Elle débute l’échange en retraçant son parcours de vie, la séparation de ses parents, son enfance loin de son père, son enfance près des pistes de l’aéroport d’Orly, son parcours scolaire et ses difficultés, son profond désir de devenir pilote d’avion et de voler, l’échec de ce projet, son engagement dans l’armée comme fusiliers commandos, sa passion pour le saut en parachute et sa discipline sportive de haut niveau. Elle explique avec sincérité les sentiments qui l’ont traversé lorsqu’elle a échoué aux concours de l’armée de l’air. Elle établit le lien entre son niveau scolaire et le niveau nécessaire pour réussir ce concours. Son rêve de voler cessait brutalement et pourtant, ce jour-là, elle n’avait pas conscience que tout ceci n’était que le début d’une grande aventure.
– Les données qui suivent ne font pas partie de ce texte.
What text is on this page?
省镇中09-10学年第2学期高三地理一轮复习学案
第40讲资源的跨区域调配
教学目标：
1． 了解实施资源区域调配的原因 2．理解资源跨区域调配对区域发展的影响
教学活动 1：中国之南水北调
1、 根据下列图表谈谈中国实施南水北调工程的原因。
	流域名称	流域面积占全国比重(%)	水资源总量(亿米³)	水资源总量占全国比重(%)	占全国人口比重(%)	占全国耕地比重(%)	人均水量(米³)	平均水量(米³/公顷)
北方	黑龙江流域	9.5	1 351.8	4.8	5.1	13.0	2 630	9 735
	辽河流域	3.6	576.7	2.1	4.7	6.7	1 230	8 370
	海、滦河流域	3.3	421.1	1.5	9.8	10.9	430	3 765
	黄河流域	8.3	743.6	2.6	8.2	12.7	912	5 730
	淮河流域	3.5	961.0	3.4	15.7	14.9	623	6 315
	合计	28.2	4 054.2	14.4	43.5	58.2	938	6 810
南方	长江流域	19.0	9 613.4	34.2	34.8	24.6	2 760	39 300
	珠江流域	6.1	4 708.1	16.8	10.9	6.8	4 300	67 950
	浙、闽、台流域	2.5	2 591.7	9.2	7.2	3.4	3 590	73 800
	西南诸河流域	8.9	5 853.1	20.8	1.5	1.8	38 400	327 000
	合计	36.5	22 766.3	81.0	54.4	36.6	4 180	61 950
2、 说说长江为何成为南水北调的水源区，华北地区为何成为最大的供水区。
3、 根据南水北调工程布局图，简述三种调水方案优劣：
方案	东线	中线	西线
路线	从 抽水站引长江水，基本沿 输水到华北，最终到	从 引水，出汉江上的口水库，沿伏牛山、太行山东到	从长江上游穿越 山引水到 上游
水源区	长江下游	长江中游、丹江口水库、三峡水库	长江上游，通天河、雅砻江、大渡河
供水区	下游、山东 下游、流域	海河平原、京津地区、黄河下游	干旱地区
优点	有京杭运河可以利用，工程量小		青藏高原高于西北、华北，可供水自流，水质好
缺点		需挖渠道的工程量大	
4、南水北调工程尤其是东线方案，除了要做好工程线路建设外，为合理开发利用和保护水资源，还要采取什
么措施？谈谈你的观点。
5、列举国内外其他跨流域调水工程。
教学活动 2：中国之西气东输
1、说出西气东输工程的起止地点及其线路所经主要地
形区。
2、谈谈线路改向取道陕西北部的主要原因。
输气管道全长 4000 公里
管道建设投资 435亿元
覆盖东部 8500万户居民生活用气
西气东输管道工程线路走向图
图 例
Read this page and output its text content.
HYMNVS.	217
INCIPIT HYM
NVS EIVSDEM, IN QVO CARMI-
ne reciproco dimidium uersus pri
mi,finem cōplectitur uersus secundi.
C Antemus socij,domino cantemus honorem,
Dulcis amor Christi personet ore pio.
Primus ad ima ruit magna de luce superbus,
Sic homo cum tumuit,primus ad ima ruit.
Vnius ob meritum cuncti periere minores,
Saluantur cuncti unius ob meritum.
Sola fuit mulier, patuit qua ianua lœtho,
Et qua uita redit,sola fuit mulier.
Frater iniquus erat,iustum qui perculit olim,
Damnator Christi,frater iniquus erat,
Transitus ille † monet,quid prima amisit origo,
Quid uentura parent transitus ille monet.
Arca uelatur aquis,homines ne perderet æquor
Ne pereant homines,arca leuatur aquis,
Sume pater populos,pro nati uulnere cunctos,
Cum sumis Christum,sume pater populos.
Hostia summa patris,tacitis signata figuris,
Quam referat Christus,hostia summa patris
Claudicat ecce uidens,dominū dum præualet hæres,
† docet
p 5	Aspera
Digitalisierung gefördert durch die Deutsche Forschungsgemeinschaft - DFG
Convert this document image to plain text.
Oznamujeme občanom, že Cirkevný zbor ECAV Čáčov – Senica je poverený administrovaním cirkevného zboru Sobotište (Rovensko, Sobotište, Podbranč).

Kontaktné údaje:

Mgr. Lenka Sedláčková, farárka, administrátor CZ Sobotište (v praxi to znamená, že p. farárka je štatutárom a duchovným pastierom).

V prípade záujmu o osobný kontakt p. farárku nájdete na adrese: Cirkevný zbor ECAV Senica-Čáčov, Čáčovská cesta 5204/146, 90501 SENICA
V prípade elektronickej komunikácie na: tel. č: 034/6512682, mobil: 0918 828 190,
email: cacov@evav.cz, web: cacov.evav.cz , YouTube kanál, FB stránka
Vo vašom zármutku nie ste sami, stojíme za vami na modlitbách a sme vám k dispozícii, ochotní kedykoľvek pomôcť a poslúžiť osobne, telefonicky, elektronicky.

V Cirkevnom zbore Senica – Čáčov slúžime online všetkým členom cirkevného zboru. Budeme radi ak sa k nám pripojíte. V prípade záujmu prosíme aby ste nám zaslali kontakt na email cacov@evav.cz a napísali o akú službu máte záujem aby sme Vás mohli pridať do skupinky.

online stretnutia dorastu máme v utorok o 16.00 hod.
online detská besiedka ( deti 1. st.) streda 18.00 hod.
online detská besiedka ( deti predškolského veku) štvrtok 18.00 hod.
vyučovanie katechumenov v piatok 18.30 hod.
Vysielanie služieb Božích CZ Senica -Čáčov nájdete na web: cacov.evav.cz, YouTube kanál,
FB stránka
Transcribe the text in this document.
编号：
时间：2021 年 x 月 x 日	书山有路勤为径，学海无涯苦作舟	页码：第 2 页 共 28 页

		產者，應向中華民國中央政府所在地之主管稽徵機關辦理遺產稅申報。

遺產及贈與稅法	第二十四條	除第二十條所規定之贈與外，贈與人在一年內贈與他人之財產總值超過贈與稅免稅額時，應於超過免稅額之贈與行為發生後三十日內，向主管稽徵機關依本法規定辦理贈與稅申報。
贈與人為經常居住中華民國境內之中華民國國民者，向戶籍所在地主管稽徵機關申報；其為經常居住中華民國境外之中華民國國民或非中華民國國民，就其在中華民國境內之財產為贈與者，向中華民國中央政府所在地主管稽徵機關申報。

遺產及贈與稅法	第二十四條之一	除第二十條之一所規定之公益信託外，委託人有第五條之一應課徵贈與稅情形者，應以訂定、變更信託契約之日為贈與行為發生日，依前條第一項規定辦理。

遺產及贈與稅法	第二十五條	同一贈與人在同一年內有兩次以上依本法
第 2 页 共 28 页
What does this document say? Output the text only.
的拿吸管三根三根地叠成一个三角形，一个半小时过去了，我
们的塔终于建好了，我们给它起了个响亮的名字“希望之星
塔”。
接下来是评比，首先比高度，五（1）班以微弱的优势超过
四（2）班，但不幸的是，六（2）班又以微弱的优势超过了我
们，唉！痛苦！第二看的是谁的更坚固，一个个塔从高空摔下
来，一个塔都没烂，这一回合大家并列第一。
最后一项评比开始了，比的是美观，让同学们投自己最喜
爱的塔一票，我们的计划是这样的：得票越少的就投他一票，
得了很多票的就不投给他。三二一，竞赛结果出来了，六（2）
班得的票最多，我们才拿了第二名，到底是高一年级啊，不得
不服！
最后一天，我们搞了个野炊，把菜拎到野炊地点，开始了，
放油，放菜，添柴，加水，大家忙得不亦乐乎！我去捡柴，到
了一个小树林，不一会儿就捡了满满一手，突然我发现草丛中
Le saut est vite devenu sa passion et aujourd’hui Déborah s’y consacre entièrement comme athlète de haut niveau. Les jeunes l’écoutent. Ils sont sur la réserve et n’osent pas l’interrompre. Valérie, une collègue se permet de l’interroger sur son palmarès : double championne du monde en 2018 et plus de 120 podiums nationaux et internationaux. Cette notoriété éveille l’intérêt des jeunes. Ils se redressent, lèvent les yeux et osent prendre la parole. « Combien de temps dure une chute ? », « est-ce qu’il arrive que le parachute ne s’ouvre pas ? », « que faut-il faire pour être parachutiste de haut niveau ? », « est-ce que l’on crie lorsque l’on saute », « vous teniez une arme ? »… Déborah prend le temps de répondre à chacune des questions. Le désir des jeunes s’articule au désir de Déborah. Chacun se découvre et une histoire commune se partage. À cet instant, la rencontre prend vie.
 
Elle est passionnée et passionnante. Elle évoque la compétition entre les athlètes et les valeurs du sport (tolérance, respect, honnêteté, courage et honneur). Les conflits politiques n’ont pas leur place entre les concurrents. Chacun veille à l’autre. Son expérience de vie lui a permis d’étendre ses connaissances et de combler certaines lacunes scolaires. Elle parle couramment anglais, maîtrise d’autres langues et appréhende les différents phénomènes atmosphériques. Son témoignage est rempli de force, d’entrain et de volonté. Les filles s’identifient rapidement à Déborah. Elles prennent une place active dans l’échange. Elles l’interrogent, l’interrompent et discutent entre elles. À l’issue de la rencontre, nous avons fait une photo de groupe. Les filles en admiration ont naturellement entouré Déborah. Les garçons, quant à eux, se sont montrés timides. Impressionnés ? Troublés ? Décontenancés ? Impossible de décrypter leur sentiment à ce moment-là.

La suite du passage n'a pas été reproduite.